Peter Tompa ('Running Amok', CPO Saturday, November 23, 2013) claims:
" Overregulation based on politically correct thinking is damaging ancient coin collecting in the United States.The actual evidence of that is....? There seems to be no evidence whatsover that the US coins and antiquities market has in actual fact been in any way damaged by anything done to regulate in a somewhat minimal manner the import of fresh coins. The only real damage that has been done is to its reputation, tarnished by the antics of groups of dealer-interest groups like the ACCG.

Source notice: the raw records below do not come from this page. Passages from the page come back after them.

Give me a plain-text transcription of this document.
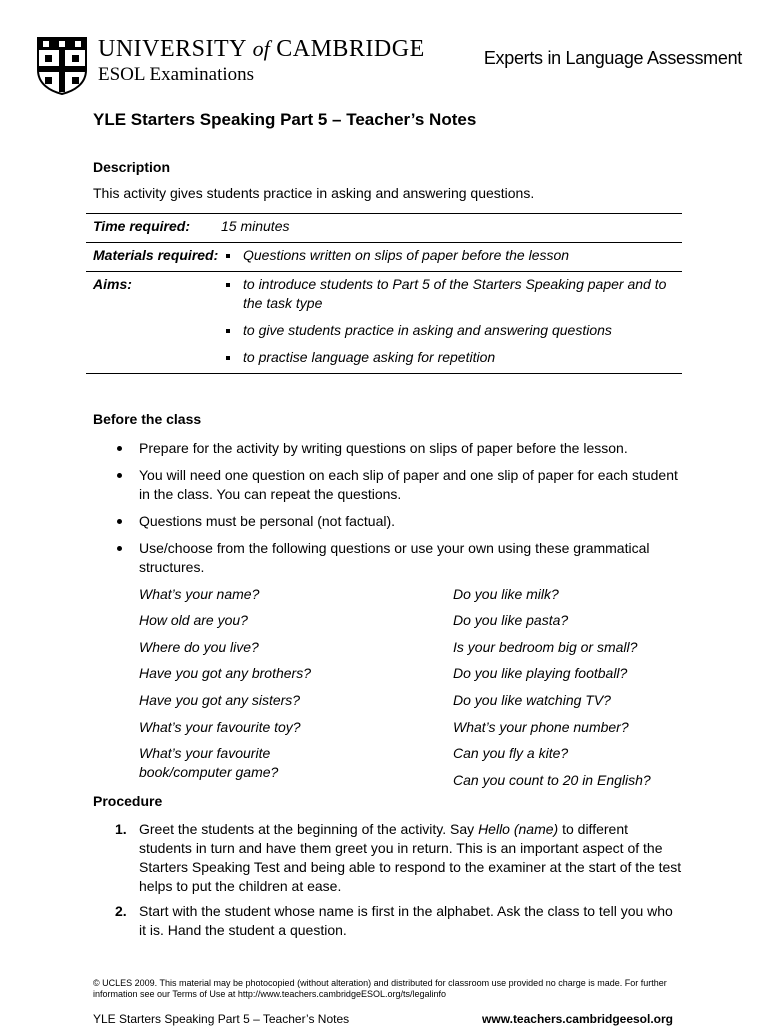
UNIVERSITY of CAMBRIDGE
ESOL Examinations
Experts in Language Assessment
YLE Starters Speaking Part 5 – Teacher’s Notes
Description
This activity gives students practice in asking and answering questions.
Time required:	15 minutes
Materials required:	Questions written on slips of paper before the lesson

Aims:	to introduce students to Part 5 of the Starters Speaking paper and to the task type
to give students practice in asking and answering questions
to practise language asking for repetition
Before the class
Prepare for the activity by writing questions on slips of paper before the lesson.
You will need one question on each slip of paper and one slip of paper for each student in the class. You can repeat the questions.
Questions must be personal (not factual).
Use/choose from the following questions or use your own using these grammatical structures.
What’s your name?
How old are you?
Where do you live?
Have you got any brothers?
Have you got any sisters?
What’s your favourite toy?
What’s your favourite book/computer game?
Do you like milk?
Do you like pasta?
Is your bedroom big or small?
Do you like playing football?
Do you like watching TV?
What’s your phone number?
Can you fly a kite?
Can you count to 20 in English?
Procedure
1. Greet the students at the beginning of the activity. Say Hello (name) to different students in turn and have them greet you in return. This is an important aspect of the Starters Speaking Test and being able to respond to the examiner at the start of the test helps to put the children at ease.
2. Start with the student whose name is first in the alphabet. Ask the class to tell you who it is. Hand the student a question.
© UCLES 2009. This material may be photocopied (without alteration) and distributed for classroom use provided no charge is made. For further information see our Terms of Use at http://www.teachers.cambridgeESOL.org/ts/legalinfo
YLE Starters Speaking Part 5 – Teacher’s Notes	www.teachers.cambridgeesol.org
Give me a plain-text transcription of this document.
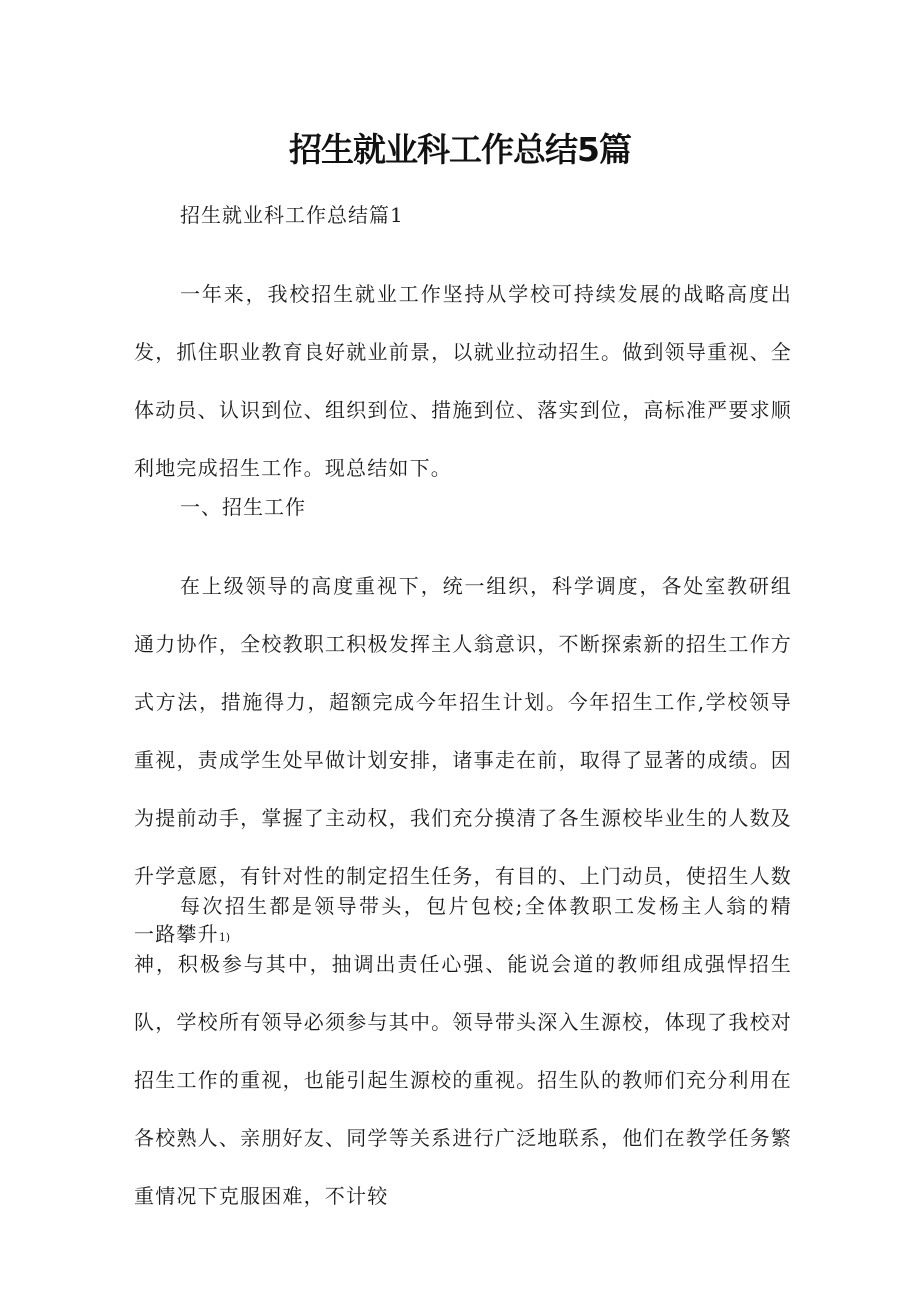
招生就业科工作总结5篇

招生就业科工作总结篇1

一年来，我校招生就业工作坚持从学校可持续发展的战略高度出发，抓住职业教育良好就业前景，以就业拉动招生。做到领导重视、全体动员、认识到位、组织到位、措施到位、落实到位，高标准严要求顺利地完成招生工作。现总结如下。

一、招生工作

在上级领导的高度重视下，统一组织，科学调度，各处室教研组通力协作，全校教职工积极发挥主人翁意识，不断探索新的招生工作方式方法，措施得力，超额完成今年招生计划。今年招生工作,学校领导重视，责成学生处早做计划安排，诸事走在前，取得了显著的成绩。因为提前动手，掌握了主动权，我们充分摸清了各生源校毕业生的人数及升学意愿，有针对性的制定招生任务，有目的、上门动员，使招生人数一路攀升1)

每次招生都是领导带头，包片包校;全体教职工发杨主人翁的精神，积极参与其中，抽调出责任心强、能说会道的教师组成强悍招生队，学校所有领导必须参与其中。领导带头深入生源校，体现了我校对招生工作的重视，也能引起生源校的重视。招生队的教师们充分利用在各校熟人、亲朋好友、同学等关系进行广泛地联系，他们在教学任务繁重情况下克服困难，不计较
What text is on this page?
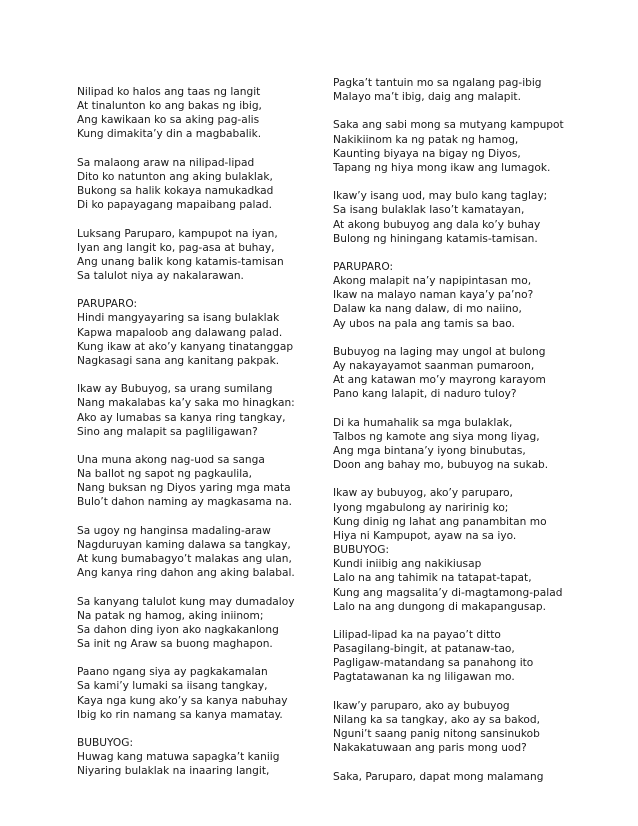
Nilipad ko halos ang taas ng langit
At tinalunton ko ang bakas ng ibig,
Ang kawikaan ko sa aking pag-alis
Kung dimakita’y din a magbabalik.
Sa malaong araw na nilipad-lipad
Dito ko natunton ang aking bulaklak,
Bukong sa halik kokaya namukadkad
Di ko papayagang mapaibang palad.
Luksang Paruparo, kampupot na iyan,
Iyan ang langit ko, pag-asa at buhay,
Ang unang balik kong katamis-tamisan
Sa talulot niya ay nakalarawan.
PARUPARO:
Hindi mangyayaring sa isang bulaklak
Kapwa mapaloob ang dalawang palad.
Kung ikaw at ako’y kanyang tinatanggap
Nagkasagi sana ang kanitang pakpak.
Ikaw ay Bubuyog, sa urang sumilang
Nang makalabas ka’y saka mo hinagkan:
Ako ay lumabas sa kanya ring tangkay,
Sino ang malapit sa pagliligawan?
Una muna akong nag-uod sa sanga
Na ballot ng sapot ng pagkaulila,
Nang buksan ng Diyos yaring mga mata
Bulo’t dahon naming ay magkasama na.
Sa ugoy ng hanginsa madaling-araw
Nagduruyan kaming dalawa sa tangkay,
At kung bumabagyo’t malakas ang ulan,
Ang kanya ring dahon ang aking balabal.
Sa kanyang talulot kung may dumadaloy
Na patak ng hamog, aking iniinom;
Sa dahon ding iyon ako nagkakanlong
Sa init ng Araw sa buong maghapon.
Paano ngang siya ay pagkakamalan
Sa kami’y lumaki sa iisang tangkay,
Kaya nga kung ako’y sa kanya nabuhay
Ibig ko rin namang sa kanya mamatay.
BUBUYOG:
Huwag kang matuwa sapagka’t kaniig
Niyaring bulaklak na inaaring langit,
Pagka’t tantuin mo sa ngalang pag-ibig
Malayo ma’t ibig, daig ang malapit.
Saka ang sabi mong sa mutyang kampupot
Nakikiinom ka ng patak ng hamog,
Kaunting biyaya na bigay ng Diyos,
Tapang ng hiya mong ikaw ang lumagok.
Ikaw’y isang uod, may bulo kang taglay;
Sa isang bulaklak laso’t kamatayan,
At akong bubuyog ang dala ko’y buhay
Bulong ng hiningang katamis-tamisan.
PARUPARO:
Akong malapit na’y napipintasan mo,
Ikaw na malayo naman kaya’y pa’no?
Dalaw ka nang dalaw, di mo naiino,
Ay ubos na pala ang tamis sa bao.
Bubuyog na laging may ungol at bulong
Ay nakayayamot saanman pumaroon,
At ang katawan mo’y mayrong karayom
Pano kang lalapit, di naduro tuloy?
Di ka humahalik sa mga bulaklak,
Talbos ng kamote ang siya mong liyag,
Ang mga bintana’y iyong binubutas,
Doon ang bahay mo, bubuyog na sukab.
Ikaw ay bubuyog, ako’y paruparo,
Iyong mgabulong ay naririnig ko;
Kung dinig ng lahat ang panambitan mo
Hiya ni Kampupot, ayaw na sa iyo.
BUBUYOG:
Kundi iniibig ang nakikiusap
Lalo na ang tahimik na tatapat-tapat,
Kung ang magsalita’y di-magtamong-palad
Lalo na ang dungong di makapangusap.
Lilipad-lipad ka na payao’t ditto
Pasagilang-bingit, at patanaw-tao,
Pagligaw-matandang sa panahong ito
Pagtatawanan ka ng liligawan mo.
Ikaw’y paruparo, ako ay bubuyog
Nilang ka sa tangkay, ako ay sa bakod,
Nguni’t saang panig nitong sansinukob
Nakakatuwaan ang paris mong uod?
Saka, Paruparo, dapat mong malamang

Ever-eager to present themselves as the victim, Mr Tompa persuades fellow coineys that this is solely a politically-correct imagined:
moral imperative to expiate our "guilt" for being a wealthy market country for antiquities and coins.No, the guilt actually is in the irresponsible way the market continues to be run. If the market had cleaned itself up when international concerns were raised (with the 1970 UNESCO Convention) there would be absolutely no problem now with a no-questions-asked market shielding looting and smuggling from view. Heck, had they wanted to, American dealers and collectors could even have led the way, they could have been setting the moral goalposts for the global market to follow for the last forty years, instead of being over those decades a significant part of the problem to be dealt with (and another factor tarnishing the image of their country and the values it is seen to represent).